3) Julian Fellowes is a late bloomer.
I have a soft spot in my heart for Julian Fellowes. I first noticed him when he was an actor on the BBC series Monarch of the Glen in the early 2000s. He played Kilwillie, the mischievous blueblood neighbor, and got stuck doing a lot of slapstick scenes. But he always played that character with zeal and a deliciously snooty accent. And it turned out that at the same time, he was quietly nurturing his career as a writer, penning the screenplay for Gosford Park that later won him an Oscar. He also wrote two bestselling novels. And his dual careers of acting and writing really took wing when he was in his 50s—older than I am now. I love that.


4) It ain’t Big Rich England.
These days, we’re plagued with a bevy of “big rich” reality shows—I call them “fat-lip shows”—like Big Rich Texas and The Real Housewives of This City That Will Not Surprise You by Having Rich Housewives in It. These shows take us inside the mahogany walls of America’s zillionaires and show us that 1) they rarely work, 2) they bicker constantly, 3) they fuss a lot about their appearance, and 4) they take a long time to eat dinner. Of course, Downton Abbey is like that too, but it’s all concocted by a writer***, which somehow makes it more palatable. And, hallelujah, it gives that writer a really good job.




           


* The creators of the sci-fi show Eureka had a similar storytelling trick that they called “the big button”: The heroes slave away through the whole show on a machine that will stop some looming disaster, and in the last act, just as all hell is breaking loose, they finish the machine and push the magic button—and nothing happens. Or something happens that appears to save the world, but that causes another disaster, and they have to solve that. By the end, the viewer is spent and satisfied from all the tension and release (and that connection between storytelling and sex, folks, is a whole other topic).
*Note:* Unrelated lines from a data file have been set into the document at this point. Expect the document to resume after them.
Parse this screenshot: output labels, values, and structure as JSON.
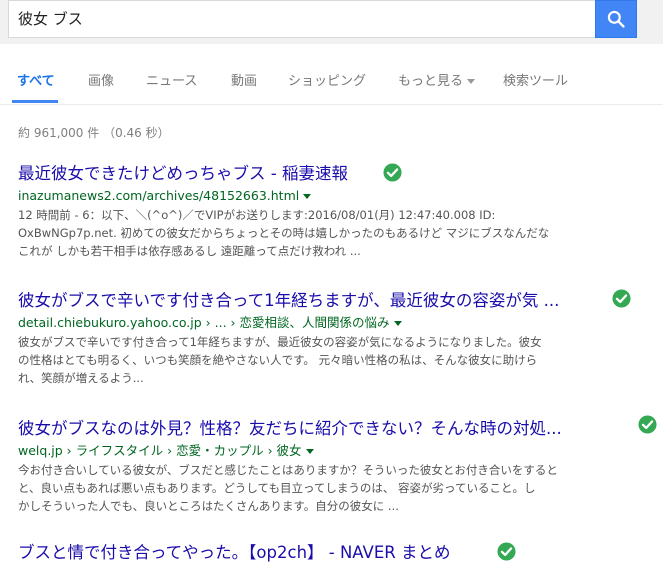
{
  "search": {
    "query": "彼女 ブス"
  },
  "tabs": [
    {
      "label": "すべて"
    },
    {
      "label": "画像"
    },
    {
      "label": "ニュース"
    },
    {
      "label": "動画"
    },
    {
      "label": "ショッピング"
    },
    {
      "label": "もっと見る"
    },
    {
      "label": "検索ツール"
    }
  ],
  "stats": "約 961,000 件 （0.46 秒）",
  "colors": {
    "accent": "#4285f4",
    "link": "#1a0dab",
    "url": "#006621",
    "check": "#34a853"
  },
  "results": [
    {
      "title": "最近彼女できたけどめっちゃブス - 稲妻速報",
      "url": "inazumanews2.com/archives/48152663.html",
      "snippet": "12 時間前 - 6：以下、＼(^o^)／でVIPがお送りします:2016/08/01(月) 12:47:40.008 ID:\nOxBwNGp7p.net. 初めての彼女だからちょっとその時は嬉しかったのもあるけど マジにブスなんだな\nこれが しかも若干相手は依存感あるし 遠距離って点だけ救われ ..."
    },
    {
      "title": "彼女がブスで辛いです付き合って1年経ちますが、最近彼女の容姿が気 ...",
      "url": "detail.chiebukuro.yahoo.co.jp › ... › 恋愛相談、人間関係の悩み",
      "snippet": "彼女がブスで辛いです付き合って1年経ちますが、最近彼女の容姿が気になるようになりました。彼女\nの性格はとても明るく、いつも笑顔を絶やさない人です。 元々暗い性格の私は、そんな彼女に助けら\nれ、笑顔が増えるよう..."
    },
    {
      "title": "彼女がブスなのは外見？性格？友だちに紹介できない？そんな時の対処...",
      "url": "welq.jp › ライフスタイル › 恋愛・カップル › 彼女",
      "snippet": "今お付き合いしている彼女が、ブスだと感じたことはありますか？そういった彼女とお付き合いをすると\nと、良い点もあれば悪い点もあります。どうしても目立ってしまうのは、 容姿が劣っていること。し\nかしそういった人でも、良いところはたくさんあります。自分の彼女に ..."
    },
    {
      "title": "ブスと情で付き合ってやった。【op2ch】 - NAVER まとめ"
    }
  ]
}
** I can’t imagine that it’s healthy to desensitize ourselves to tragedy like this all the time. It might explain in part why we’re willing to go to war and don’t step in to stop human rights violations. We accuse kids of being desensitized to violence through video games, but anyone who consumes popular entertainment—perhaps even novels—is in the same boat. Or is it good to have thick skins? Would we all die of fear if we weren’t toughened up by tales of little kids being cooked by witches and eaten by wolves?


*** Reality shows do employ writers, at least to edit the footage and make the “stories” hang together better for viewers. And writers for some of the game-show types, like Survivor and The Great Race, basically contrive the whole show. (Great article here on the inside scoop by a reality-show writer.) One show, Storage Wars, recently suffered a scandal when former star Dave Hester accused the producers of planting valuable items in the storage lockers to give an edge to some competitors and make the stories more compelling. I must come out here and admit that, scandal or no, I love Storage Wars—it’s one of my favorite guilty pleasures, and I’m squarely on Team Brandi. I was also a big fan of the tragic-in-retrospect Anna Nicole. One critic summed up my feelings about that show: “Why doesn’t somebody put down the camera and help her?”